Other organisations advanced competing names for the bridge. Several Tai Ahom organisations staged a blockade on National Highway 37 demanding that it be named Swargadeo Chaolung Sukapha Swamanyay Setu after Sukaphaa. Several Mising organisations, including the Takam Mising Porin Kebang, sought to have the bridge named after freedom fighter Kamala Miri, while Deori organisations proposed the name of Bhimbor Deori.

The bridge was ultimately inaugurated on 25 December 2018 under the name "Bogibeel Bridge".

==Details ==

===Features===

The bridge, with has a serviceable period of 120 years, is the 6th longest bridge in India after the Mumbai Trans Harbour Link, Bhupen Hazarika Setu, Dibang River Bridge, Mahatma Gandhi Setu and Bandra–Worli Sea Link.
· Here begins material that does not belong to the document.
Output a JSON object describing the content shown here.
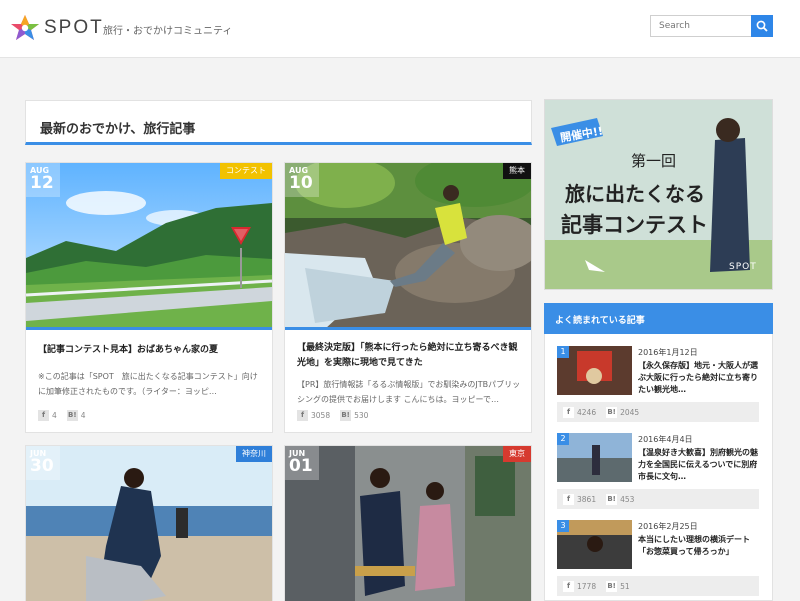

As it is situated in an earthquake-prone area it is India's first bridge to have fully welded steel-concrete support beams that can withstand earthquakes of magnitudes up to 7 on the Richter scale. Owing to its strategic importance, it was also built with supporting the movement of tanks and aircraft in mind. The design of the bridge has 41 spans of 125 m and a superstructure of composite welded steel truss and reinforced concrete.

===Road connectivity===

The bridge connects Dhemaji district and Dibrugarh district in Assam through National Highway 15.

=== Rail connectivity ===

The Bogibeel Bridge provides a connection between the Rangiya–Murkongselek section of the Northeast Frontier Railway, located on the northern bank of the Brahmaputra River, and the Lumding–Dibrugarh section that lies to the southern bank. New Dibrugarh Railway Station, is linked to the Rangiya–Murkongselek line via Chaulkhowa and Moranhat, Railways has connected Dhamalgaon-Tangani rail line north of bridge to 44 km Chalkhowa–Moranhat line to the south.